Keep your eyes open to everything possibly related to the field that you are interested in. Quite honestly, the undergraduate education I got at the University of Cincinnati really prepared me for that. I took courses in everything from anthropology to economics to languages to chemistry and biology. It gave me a really broad breadth and basis to become a medical scientist and a medical doctor. I got an outstanding education not only in the sciences but also in the humanities and liberal arts.

I stuck to it like a bird dog. I had a belief early in my life that I wanted to be a physician and a scientist. If you have a passion like that in life, then you had better follow it because that is what you are going to do well. That's what you are going to succeed at, and that's where you are going to add to society.

My passion as a physician has to do with who I am in terms of wanting to help people. In my family, the physician was always kind of considered the highest person in society. My mother admired the physicians she knew. So I always thought that would be a great thing.

The fact that I could only take care of one patient at a time was one of the things I didn't like about going into practice. Whereas, I could potentially help a lot of people by doing research. You go into medicine with the idea of trying to save people. A lot of the things that I've done -- and I've worked with some really great people to develop new products -- will affect the lives of thousands of people ultimately, which is very rewarding as a physician.

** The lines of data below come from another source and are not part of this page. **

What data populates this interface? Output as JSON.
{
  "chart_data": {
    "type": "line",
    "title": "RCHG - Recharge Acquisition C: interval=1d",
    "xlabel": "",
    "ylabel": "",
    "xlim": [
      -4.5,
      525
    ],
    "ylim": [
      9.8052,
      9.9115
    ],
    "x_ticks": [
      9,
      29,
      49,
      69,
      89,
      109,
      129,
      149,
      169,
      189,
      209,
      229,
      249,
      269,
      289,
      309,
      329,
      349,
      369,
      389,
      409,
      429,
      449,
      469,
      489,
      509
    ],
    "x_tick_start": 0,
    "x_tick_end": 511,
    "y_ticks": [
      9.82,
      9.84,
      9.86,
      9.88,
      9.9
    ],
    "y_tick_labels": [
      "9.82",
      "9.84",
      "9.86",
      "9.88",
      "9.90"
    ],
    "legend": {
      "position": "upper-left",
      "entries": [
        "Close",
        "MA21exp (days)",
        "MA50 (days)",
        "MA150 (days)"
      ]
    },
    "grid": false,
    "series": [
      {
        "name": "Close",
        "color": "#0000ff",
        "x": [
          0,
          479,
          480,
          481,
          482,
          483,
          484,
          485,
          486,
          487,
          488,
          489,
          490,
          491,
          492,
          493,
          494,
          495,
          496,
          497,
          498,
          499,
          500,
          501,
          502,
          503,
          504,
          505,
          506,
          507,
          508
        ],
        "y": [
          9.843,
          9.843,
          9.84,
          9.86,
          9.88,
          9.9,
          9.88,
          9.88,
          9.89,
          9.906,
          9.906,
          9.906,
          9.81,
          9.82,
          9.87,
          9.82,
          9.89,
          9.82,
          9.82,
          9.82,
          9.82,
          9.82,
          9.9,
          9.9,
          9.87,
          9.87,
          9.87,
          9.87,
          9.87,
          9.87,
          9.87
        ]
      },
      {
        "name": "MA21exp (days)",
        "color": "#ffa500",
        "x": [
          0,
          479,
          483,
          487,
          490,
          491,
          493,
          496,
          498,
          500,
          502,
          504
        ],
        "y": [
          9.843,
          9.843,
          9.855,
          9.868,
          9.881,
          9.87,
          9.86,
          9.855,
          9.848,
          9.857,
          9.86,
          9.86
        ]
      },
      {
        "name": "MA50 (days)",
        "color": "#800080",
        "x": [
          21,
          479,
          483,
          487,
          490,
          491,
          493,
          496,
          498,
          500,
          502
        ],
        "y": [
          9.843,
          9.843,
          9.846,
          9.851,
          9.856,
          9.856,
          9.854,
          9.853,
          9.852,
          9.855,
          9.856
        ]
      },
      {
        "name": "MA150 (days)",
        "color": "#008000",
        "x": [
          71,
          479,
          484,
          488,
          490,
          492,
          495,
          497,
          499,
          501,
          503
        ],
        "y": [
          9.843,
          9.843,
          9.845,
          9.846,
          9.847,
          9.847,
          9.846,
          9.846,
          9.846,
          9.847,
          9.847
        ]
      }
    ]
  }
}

The greatest thing that you can do as a medical scientist is to develop something and see it into the hands of the doctors, nurses and lifesavers to help people. That's the ultimate thing.

Wiesmann retired in 1997 as director for combat casualty care for the U.S. Army at Fort Detrick. He earned his undergraduate degree in chemistry from UC and his medical degree from Washington University in St. Louis. Backed by millions in research funding, the one-time senior scientist at the Walter Reed Institute of Research founded multiple biotech companies, collectively called the BioSTAR Group.

Among his many career experiences, he has directed research for NASA in which he designed multiple experiments that have flown on space shuttle missions. He also holds 34 awarded or pending patents from his work in biosensors, automated diagnostic devices and advanced tissue engineering.

His latest passion involves finding new uses for medical-grade chitosan-- the same shrimp-shell material he chemically processed to stop bleeding in the hemorrhage-control bandages -- to prevent and kill drug-resistant organisms, including the bacteria that commonly cause staph infections, known to kill thousands of people every year.